Cellular membranes consist primarily of phospholipids, including phosphatidylcholine (PC) and phosphatidylethanolamine (PE). Along with maintaining structure, the phospholipid composition of cellular membranes can impact several biological functions important to skeletal muscle health, including controlling intracellular calcium levels and mitochondrial energetics [7]. Given the observation of elevated PDE2, we performed a lipidomics analysis on biopsy specimens from the vastus lateralis to examine skeletal muscle phospholipids. Older adults with sarcopenia had elevated levels of PC and PE in comparison to non-sarcopenic counterparts and heightened levels of these phospholipids were negatively associated with muscle volume and peak knee extensor power [2]. These data are similar to recent pre-clinical work by Uchitomi et al., who observed an increase in phospholipid levels in aged mouse muscle which was correlated with lower fast-twitch muscle fiber size, a hallmark of sarcopenia [8]. Further, our findings support a growing consensus that, beyond its role on cellular structure, alterations in myocellular phospholipid composition appear to influence biological functions critical for maintaining skeletal muscle mass and function [7].
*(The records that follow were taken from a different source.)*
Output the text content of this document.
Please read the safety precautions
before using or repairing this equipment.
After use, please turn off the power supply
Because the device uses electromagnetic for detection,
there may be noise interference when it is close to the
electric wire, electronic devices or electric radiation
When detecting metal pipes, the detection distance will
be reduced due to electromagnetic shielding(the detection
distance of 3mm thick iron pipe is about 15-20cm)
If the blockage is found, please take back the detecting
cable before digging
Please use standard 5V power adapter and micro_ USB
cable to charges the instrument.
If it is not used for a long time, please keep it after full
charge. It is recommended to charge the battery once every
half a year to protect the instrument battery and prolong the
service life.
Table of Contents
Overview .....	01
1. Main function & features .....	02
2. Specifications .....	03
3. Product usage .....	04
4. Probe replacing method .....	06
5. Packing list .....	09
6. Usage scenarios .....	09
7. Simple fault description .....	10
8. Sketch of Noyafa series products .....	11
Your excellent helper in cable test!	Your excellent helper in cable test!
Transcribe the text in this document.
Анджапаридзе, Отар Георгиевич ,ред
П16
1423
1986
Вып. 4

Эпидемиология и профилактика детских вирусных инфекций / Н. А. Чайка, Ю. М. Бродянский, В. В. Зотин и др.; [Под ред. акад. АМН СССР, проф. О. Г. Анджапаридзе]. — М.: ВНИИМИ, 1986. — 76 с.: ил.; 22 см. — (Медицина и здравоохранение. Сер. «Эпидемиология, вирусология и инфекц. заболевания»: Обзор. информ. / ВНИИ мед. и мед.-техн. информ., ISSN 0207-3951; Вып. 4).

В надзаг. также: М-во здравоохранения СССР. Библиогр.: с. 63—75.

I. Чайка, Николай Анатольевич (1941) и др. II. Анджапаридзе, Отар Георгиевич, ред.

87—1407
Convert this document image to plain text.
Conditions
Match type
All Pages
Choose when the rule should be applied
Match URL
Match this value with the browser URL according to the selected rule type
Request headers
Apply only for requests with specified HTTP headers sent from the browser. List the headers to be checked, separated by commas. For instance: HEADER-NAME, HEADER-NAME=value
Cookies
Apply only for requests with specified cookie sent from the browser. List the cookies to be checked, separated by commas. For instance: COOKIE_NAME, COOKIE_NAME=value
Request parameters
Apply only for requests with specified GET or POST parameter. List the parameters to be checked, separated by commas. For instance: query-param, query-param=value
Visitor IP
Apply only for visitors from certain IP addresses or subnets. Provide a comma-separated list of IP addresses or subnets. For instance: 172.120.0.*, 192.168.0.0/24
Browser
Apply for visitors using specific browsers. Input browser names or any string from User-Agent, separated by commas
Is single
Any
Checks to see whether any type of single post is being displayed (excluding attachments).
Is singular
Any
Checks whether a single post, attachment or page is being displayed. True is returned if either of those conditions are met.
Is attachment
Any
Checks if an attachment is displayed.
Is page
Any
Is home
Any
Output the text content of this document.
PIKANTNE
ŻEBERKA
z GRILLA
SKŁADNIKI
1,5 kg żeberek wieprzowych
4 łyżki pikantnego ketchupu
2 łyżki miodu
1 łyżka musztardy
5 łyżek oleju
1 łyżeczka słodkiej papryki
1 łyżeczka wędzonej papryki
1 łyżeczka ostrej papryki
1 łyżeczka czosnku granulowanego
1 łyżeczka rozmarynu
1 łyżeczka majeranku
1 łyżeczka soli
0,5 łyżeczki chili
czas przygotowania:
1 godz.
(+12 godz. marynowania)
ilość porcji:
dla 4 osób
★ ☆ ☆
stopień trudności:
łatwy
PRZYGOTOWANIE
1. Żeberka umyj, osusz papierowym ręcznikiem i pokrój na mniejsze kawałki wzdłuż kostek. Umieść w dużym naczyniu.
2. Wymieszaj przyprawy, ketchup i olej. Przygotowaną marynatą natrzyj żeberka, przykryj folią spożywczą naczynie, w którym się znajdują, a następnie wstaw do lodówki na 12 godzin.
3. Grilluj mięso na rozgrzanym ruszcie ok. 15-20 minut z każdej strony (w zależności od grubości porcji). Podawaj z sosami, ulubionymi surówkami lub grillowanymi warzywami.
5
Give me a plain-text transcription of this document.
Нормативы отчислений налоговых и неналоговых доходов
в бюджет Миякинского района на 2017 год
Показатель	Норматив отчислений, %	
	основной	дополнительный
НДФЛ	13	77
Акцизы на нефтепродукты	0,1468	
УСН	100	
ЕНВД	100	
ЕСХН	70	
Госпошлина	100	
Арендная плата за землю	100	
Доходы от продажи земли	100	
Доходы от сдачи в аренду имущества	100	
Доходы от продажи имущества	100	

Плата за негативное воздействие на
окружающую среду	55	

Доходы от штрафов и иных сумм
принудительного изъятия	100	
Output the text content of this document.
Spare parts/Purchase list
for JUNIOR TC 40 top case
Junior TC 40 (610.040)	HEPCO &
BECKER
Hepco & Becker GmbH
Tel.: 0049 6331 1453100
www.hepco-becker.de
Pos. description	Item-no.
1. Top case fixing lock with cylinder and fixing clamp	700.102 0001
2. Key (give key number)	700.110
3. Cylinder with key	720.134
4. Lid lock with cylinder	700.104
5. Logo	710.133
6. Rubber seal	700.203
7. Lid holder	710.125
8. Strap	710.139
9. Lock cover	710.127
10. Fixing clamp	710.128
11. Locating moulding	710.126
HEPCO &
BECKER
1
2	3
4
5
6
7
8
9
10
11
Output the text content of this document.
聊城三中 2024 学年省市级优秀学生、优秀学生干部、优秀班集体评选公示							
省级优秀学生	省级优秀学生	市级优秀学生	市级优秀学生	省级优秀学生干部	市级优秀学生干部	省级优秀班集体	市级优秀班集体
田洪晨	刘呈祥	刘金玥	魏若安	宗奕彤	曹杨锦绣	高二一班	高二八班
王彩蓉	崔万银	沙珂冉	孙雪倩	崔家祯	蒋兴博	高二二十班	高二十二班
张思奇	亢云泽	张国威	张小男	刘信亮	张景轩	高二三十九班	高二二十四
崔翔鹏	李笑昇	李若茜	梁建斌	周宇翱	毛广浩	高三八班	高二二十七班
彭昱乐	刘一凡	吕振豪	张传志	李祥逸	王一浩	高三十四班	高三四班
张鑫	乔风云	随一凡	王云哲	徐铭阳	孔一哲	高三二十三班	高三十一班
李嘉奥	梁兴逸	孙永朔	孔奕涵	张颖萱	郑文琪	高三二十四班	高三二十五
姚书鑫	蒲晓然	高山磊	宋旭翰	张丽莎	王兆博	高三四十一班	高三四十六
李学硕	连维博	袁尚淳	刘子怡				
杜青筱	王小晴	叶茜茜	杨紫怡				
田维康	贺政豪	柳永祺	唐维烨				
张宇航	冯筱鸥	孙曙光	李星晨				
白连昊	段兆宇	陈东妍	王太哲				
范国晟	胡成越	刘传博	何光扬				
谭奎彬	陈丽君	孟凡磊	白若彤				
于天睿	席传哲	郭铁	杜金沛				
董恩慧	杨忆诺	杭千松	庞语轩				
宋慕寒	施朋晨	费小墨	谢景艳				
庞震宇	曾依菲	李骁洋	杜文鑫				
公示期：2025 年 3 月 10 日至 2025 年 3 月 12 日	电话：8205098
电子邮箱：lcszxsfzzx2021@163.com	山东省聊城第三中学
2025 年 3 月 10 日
In order to successfully develop effective therapeutics to halt the progression of sarcopenia it is important to understand the underlying etiology to identify potential therapeutic targets. Our results suggest phosphorus metabolites involved in energy metabolism (phosphocreatine) and cellular membrane integrity (PDE and phospholipids) are distinct in sarcopenia and are related to lower muscle mass and function in older adults [2]. This adds to a growing consensus on the role of phosphorus metabolites on whole-body and skeletal muscle metabolic health [1,2]. Whether the changes in phosphorus metabolites are a causal factor in mediating impaired metabolic function and loss of muscle mass and function or just a consequence of the aging phenotype is unknown. Longitudinal studies are needed to establish causation or to determine if baseline phosphorus metabolites in skeletal muscle can predict whether older adults are more prone to develop the sarcopenia or other metabolic disorders (i.e., type 2 diabetes).